Die Stimmen zum Urteil fallen unterschiedlich aus. Der Geschäftsführer des Verbandes der Internetwirtschaft Alexander Rabe wies auf die möglichen fatalen Folgen für die Internetwirtschaft und alle anderen internationalen Geschäftsmodelle hin.[15]

Max Schrems zeigte sich nach dem Richterspruch glücklich. In einer Mitteilung lässt er verkünden:

Ich bin sehr glücklich über das Urteil. Unsere Argumente wurden bestätigt. Das ist ein totaler Schlag für die irische DPC und Facebook. Es steht nun fest, dass die USA ihre Überwachungsgesetze grundlegend ändern müssen, wenn US-Unternehmen weiterhin eine Rolle auf dem EU-Markt spielen wollen.“[16]

Des Weiteren lies Schrems auf seiner Webseite verlauten, dass durch dieses Urteil kein Rechtsvakuum entstehen wird:

„Der Gerichtshof hat ausdrücklich betont, dass durch die Aufhebung des Privacy Shield kein „Rechtsvakuum“ entsteht, da unbedingt „notwendige“ Datenübermittlungen weiterhin stattfinden können.

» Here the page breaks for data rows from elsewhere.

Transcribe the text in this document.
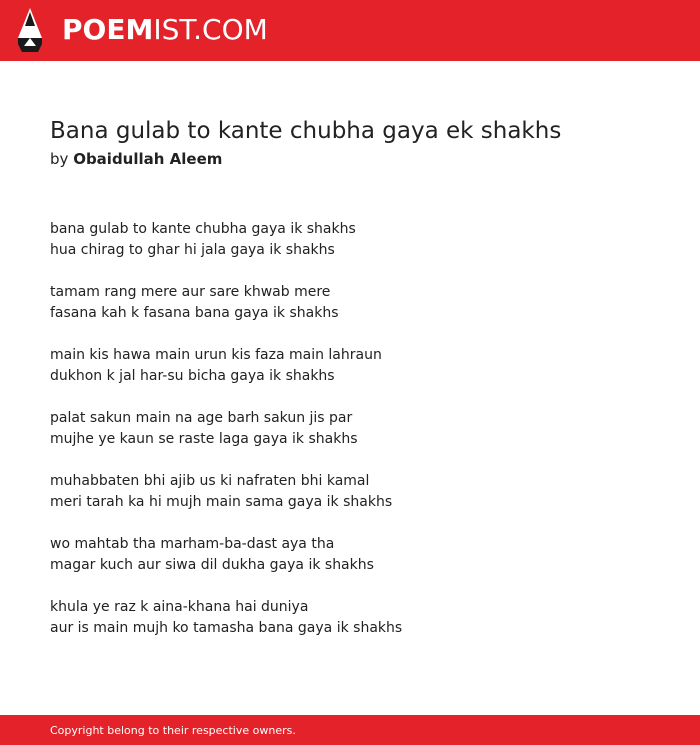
POEMIST.COM
Bana gulab to kante chubha gaya ek shakhs
by Obaidullah Aleem
bana gulab to kante chubha gaya ik shakhs
hua chirag to ghar hi jala gaya ik shakhs
tamam rang mere aur sare khwab mere
fasana kah k fasana bana gaya ik shakhs
main kis hawa main urun kis faza main lahraun
dukhon k jal har-su bicha gaya ik shakhs
palat sakun main na age barh sakun jis par
mujhe ye kaun se raste laga gaya ik shakhs
muhabbaten bhi ajib us ki nafraten bhi kamal
meri tarah ka hi mujh main sama gaya ik shakhs
wo mahtab tha marham-ba-dast aya tha
magar kuch aur siwa dil dukha gaya ik shakhs
khula ye raz k aina-khana hai duniya
aur is main mujh ko tamasha bana gaya ik shakhs
Copyright belong to their respective owners.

Die USA werden nun einfach in ein den Status eines Landes ohne besonderen Zugang zu EU-Daten zurückversetzt.“[17]


[1] EuGH v. 16.07.2020 – Az. C-311/18 (zuletzt abgerufen am 21.07.2020).

[2] EuGH v. 06.10.2015 – Az. C‑362/14 (zuletzt abgerufen am 21.07.2020).

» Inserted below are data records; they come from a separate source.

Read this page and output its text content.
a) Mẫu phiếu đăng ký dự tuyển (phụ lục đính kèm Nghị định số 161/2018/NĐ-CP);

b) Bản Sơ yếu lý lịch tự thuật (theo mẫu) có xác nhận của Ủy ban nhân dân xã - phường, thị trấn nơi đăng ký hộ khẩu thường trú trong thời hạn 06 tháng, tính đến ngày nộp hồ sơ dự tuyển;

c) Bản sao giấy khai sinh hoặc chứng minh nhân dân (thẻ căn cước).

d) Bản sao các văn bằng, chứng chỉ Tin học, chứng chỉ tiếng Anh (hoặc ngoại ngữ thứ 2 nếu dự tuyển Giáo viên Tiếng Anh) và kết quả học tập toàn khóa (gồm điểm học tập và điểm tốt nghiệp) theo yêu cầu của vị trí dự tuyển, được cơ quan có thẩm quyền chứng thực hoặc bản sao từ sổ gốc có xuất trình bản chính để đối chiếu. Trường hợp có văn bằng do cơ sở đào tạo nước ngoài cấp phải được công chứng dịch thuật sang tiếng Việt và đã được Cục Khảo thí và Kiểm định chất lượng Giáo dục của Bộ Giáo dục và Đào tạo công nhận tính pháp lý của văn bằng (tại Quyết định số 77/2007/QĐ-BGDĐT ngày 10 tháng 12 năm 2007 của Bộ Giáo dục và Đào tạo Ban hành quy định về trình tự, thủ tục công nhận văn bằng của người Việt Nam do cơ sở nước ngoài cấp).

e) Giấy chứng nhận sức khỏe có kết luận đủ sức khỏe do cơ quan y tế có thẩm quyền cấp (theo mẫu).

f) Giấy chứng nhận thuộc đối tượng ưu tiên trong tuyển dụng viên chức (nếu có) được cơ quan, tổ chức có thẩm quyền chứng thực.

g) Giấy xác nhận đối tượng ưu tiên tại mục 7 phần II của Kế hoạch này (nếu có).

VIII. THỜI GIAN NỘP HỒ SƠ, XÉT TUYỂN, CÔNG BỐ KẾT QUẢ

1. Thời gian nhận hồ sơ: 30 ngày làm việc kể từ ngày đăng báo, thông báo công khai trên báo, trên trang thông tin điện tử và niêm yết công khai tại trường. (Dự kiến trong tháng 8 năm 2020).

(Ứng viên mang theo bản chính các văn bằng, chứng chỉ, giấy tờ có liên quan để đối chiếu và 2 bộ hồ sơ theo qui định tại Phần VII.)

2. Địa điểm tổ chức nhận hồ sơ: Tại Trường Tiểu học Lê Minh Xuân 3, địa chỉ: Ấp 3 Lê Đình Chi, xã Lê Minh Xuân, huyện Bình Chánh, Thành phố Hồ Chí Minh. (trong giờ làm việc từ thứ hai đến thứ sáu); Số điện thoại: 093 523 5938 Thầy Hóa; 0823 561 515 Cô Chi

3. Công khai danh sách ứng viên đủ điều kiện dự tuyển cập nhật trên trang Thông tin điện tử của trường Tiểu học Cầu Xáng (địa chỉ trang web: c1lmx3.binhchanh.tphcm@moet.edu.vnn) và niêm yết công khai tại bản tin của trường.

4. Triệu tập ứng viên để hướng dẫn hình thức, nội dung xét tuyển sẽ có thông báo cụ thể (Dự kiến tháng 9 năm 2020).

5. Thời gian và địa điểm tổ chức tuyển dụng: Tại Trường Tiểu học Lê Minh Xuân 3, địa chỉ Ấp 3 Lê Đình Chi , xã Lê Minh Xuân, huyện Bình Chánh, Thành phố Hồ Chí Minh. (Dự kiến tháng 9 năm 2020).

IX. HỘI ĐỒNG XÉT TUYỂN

[3] Vgl. Fanta/Dachwitz, Datentransfers – EU-Gericht zerschlägt Privacy Shield, Netzpolitik.org, 16.07.2020, (zuletzt abgerufen am 21.07.2020)

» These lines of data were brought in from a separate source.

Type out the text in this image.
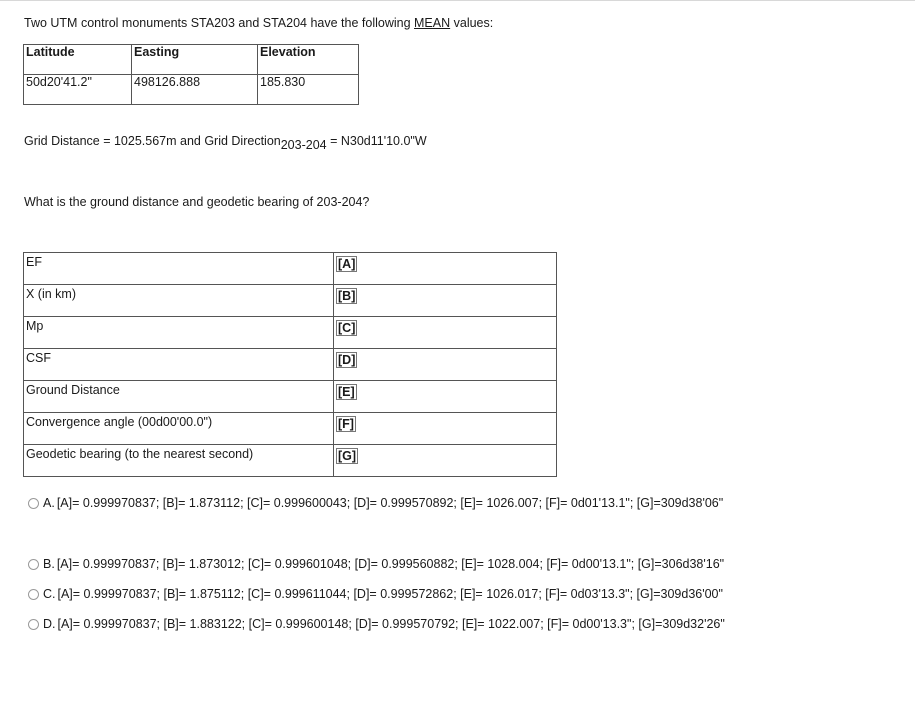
Two UTM control monuments STA203 and STA204 have the following MEAN values:
Latitude	Easting	Elevation
50d20'41.2"	498126.888	185.830
Grid Distance = 1025.567m and Grid Direction$_{203-204}$ = N30d11'10.0"W
What is the ground distance and geodetic bearing of 203-204?
EF	[A]
X (in km)	[B]
Mp	[C]
CSF	[D]
Ground Distance	[E]
Convergence angle (00d00'00.0")	[F]
Geodetic bearing (to the nearest second)	[G]
A. [A]= 0.999970837; [B]= 1.873112; [C]= 0.999600043; [D]= 0.999570892; [E]= 1026.007; [F]= 0d01'13.1"; [G]=309d38'06"
B. [A]= 0.999970837; [B]= 1.873012; [C]= 0.999601048; [D]= 0.999560882; [E]= 1028.004; [F]= 0d00'13.1"; [G]=306d38'16"
C. [A]= 0.999970837; [B]= 1.875112; [C]= 0.999611044; [D]= 0.999572862; [E]= 1026.017; [F]= 0d03'13.3"; [G]=309d36'00"
D. [A]= 0.999970837; [B]= 1.883122; [C]= 0.999600148; [D]= 0.999570792; [E]= 1022.007; [F]= 0d00'13.3"; [G]=309d32'26"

[4] Vgl. Hansen/Pflüger/Schuppert/Tinnefeld, „Schrems II“-Urteil: EuGH erklärt EU-U.S. Privacy Shield für unwirksam, Hogan Lovells Blog, 16.07.2020 (zuletzt abgerufen am 21.07.2020).

[5] Vgl. Kartheuser, EuGH hebt den Privacy Shield auf – Und jetzt?, LTO.de, 16.07.2020 (zuletzt abgerufen am 21.07.2020).

[6] Vgl. Kartheuser, EuGH hebt den Privacy Shield auf – Und jetzt?, LTO.de, 16.07.2020.

[7] Vgl. Hansen/Pflüger/Schuppert/Tinnefeld, „Schrems II“-Urteil: EuGH erklärt EU-U.S. Privacy Shield für unwirksam, Hogan Lovells Blog, 16.07.2020.

[8] Vgl. Pressemitteilung d. EuGH v. 16.07.2020 (zuletzt abgerufen am 21.07.2020).

[9] Vgl. Pressemitteilung d. EuGH v. 16.07.2020.

[10] Vgl. Kartheuser, EuGH hebt den Privacy Shield auf – Und jetzt?, LTO.de, 16.07.2020.

[11] Vgl. Pressemitteilung d EuGH v. 16.07.2020.

[12] Vgl. Pressemitteilung d EuGH v. 16.07.2020.

[13] Vgl. Matthiesen/Heinzke, EuGH erklärt Privacy-Shield für unwirksam, Standardverträge nur noch eingeschränkt nutzbar, CMS-Blog, 16.07.2020 (zuletzt abgerufen am 21.07.2020).

[14] Vgl. Matthiesen/Heinzke, EuGH erklärt Privacy-Shield für unwirksam, Standardverträge nur noch eingeschränkt nutzbar, CMS-Blog, 16.07.2020.

[15] Vgl. Budras, Warum ein Teil des Datenverkehrs zwischen Europa und Amerika illegal ist, FAZ.net, 16.07.2020 (zuletzt abgerufen am 21.07.2020).

[16] EuGH-Urteil: Erste Stellungnahmen, noyb.de, 16.07.2020 (zuletzt abgerufen am 21.07.2020).

[17] EuGH-Urteil: Erste Stellungnahmen, noyb.de, 16.07.2020.